Pillow Book: Vrienden heb ik niet in mijn straat
Pillow Book, 2005-11-27
Vrienden heb ik niet in mijn straat. Er wonen nochtans interessante mensen. Schrijvers, artiesten, muzikanten. Het gesettelde serieuze soort dan. En bovendien lijkt iedereen die ik ontmoet in deze straat vrienden te hebben. Critici, journalisten, DJs. Met sommigen wissel ik een langer-dan nodig geïnteresseerde blik uit als de deuren simultaan opengaan. Er hangt sympathie in de lucht, maar het komt nooit tot actie.
Ik heb mijn buren eens bezocht. Ik had koekjes gebakken. Toen ik hier pas woonde maakte Emile vaak luid ruzie, en de muren zijn papierdun, misschien voelde ik me daarover schuldig. Ik probeerde hem altijd stil te krijgen. Dat lukte niet zo goed, en ik stelde me de buren altijd voor, hoe ze elk woord haarscherp hoorden.
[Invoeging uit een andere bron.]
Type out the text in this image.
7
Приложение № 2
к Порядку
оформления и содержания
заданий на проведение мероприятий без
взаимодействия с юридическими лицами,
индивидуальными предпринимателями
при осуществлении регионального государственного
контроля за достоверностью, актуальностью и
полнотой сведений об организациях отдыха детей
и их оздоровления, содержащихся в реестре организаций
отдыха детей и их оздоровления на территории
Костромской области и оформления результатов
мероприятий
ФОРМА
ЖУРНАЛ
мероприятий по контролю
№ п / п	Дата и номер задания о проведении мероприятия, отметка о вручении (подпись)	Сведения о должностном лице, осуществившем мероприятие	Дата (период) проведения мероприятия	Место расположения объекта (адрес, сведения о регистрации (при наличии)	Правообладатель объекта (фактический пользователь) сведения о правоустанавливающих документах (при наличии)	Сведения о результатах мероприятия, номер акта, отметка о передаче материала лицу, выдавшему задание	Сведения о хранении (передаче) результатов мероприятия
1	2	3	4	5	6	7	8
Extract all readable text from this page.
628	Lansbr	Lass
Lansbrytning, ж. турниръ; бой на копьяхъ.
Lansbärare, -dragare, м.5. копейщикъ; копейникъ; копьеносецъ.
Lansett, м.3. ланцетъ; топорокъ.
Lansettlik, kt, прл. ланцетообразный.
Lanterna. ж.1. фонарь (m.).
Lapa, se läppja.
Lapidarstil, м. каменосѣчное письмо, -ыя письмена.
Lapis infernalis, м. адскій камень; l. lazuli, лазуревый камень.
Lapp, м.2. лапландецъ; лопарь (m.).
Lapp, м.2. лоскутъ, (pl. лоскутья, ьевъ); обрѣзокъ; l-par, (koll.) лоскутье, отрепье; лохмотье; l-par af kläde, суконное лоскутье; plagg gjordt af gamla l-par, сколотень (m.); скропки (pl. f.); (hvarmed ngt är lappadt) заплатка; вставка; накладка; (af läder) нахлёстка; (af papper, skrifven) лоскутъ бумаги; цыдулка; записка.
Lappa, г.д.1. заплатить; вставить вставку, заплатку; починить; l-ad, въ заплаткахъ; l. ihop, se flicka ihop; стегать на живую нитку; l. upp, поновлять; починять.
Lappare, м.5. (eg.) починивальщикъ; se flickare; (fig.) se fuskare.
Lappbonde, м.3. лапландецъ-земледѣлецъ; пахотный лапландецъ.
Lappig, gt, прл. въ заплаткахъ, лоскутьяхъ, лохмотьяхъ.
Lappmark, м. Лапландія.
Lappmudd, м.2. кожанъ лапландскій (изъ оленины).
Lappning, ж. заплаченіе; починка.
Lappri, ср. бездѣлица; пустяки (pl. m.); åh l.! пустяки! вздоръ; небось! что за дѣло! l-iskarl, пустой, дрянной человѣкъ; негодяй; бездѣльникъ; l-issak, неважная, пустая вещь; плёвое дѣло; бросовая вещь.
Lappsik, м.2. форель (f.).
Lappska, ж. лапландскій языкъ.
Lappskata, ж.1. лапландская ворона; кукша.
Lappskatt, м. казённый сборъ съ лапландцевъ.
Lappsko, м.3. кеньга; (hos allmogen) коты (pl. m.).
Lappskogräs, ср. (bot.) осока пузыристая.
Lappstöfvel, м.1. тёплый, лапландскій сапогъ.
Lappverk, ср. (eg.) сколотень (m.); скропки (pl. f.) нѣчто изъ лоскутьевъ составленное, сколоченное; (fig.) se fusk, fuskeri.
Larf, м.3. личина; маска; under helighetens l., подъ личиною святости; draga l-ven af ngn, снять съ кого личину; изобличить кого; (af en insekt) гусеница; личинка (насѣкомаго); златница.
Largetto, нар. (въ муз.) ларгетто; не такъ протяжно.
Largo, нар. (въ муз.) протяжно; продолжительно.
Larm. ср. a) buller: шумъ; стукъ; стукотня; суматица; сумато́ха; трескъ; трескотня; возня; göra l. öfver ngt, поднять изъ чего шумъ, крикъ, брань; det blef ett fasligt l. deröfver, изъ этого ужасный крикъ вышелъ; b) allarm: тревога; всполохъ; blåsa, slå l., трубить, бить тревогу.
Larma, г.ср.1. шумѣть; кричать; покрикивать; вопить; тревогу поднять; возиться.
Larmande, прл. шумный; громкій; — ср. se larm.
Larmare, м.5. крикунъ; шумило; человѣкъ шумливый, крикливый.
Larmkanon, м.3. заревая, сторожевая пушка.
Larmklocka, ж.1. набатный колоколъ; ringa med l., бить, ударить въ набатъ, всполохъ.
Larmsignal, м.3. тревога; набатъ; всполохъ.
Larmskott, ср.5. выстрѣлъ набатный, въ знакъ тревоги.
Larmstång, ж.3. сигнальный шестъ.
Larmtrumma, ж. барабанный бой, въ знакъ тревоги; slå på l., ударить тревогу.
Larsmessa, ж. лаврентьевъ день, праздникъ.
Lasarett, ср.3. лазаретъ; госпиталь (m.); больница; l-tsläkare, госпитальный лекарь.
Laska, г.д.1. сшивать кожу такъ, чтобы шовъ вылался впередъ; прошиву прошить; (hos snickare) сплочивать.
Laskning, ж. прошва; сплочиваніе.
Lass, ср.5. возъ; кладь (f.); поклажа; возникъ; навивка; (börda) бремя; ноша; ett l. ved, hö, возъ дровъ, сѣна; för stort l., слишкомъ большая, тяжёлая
Dus misschien waren het sorry voor het lawaai koekjes. Ze waren erg lief. Ze vroegen me binnen, en terwijl we iets dronken bedacht ik dat ik in dit soort familie graag geboren was. De vader kwam een paar maand later naar mijn concert. De muziek was wat te luid voor hem. We knikken nog beleefd gedag naar mekaar.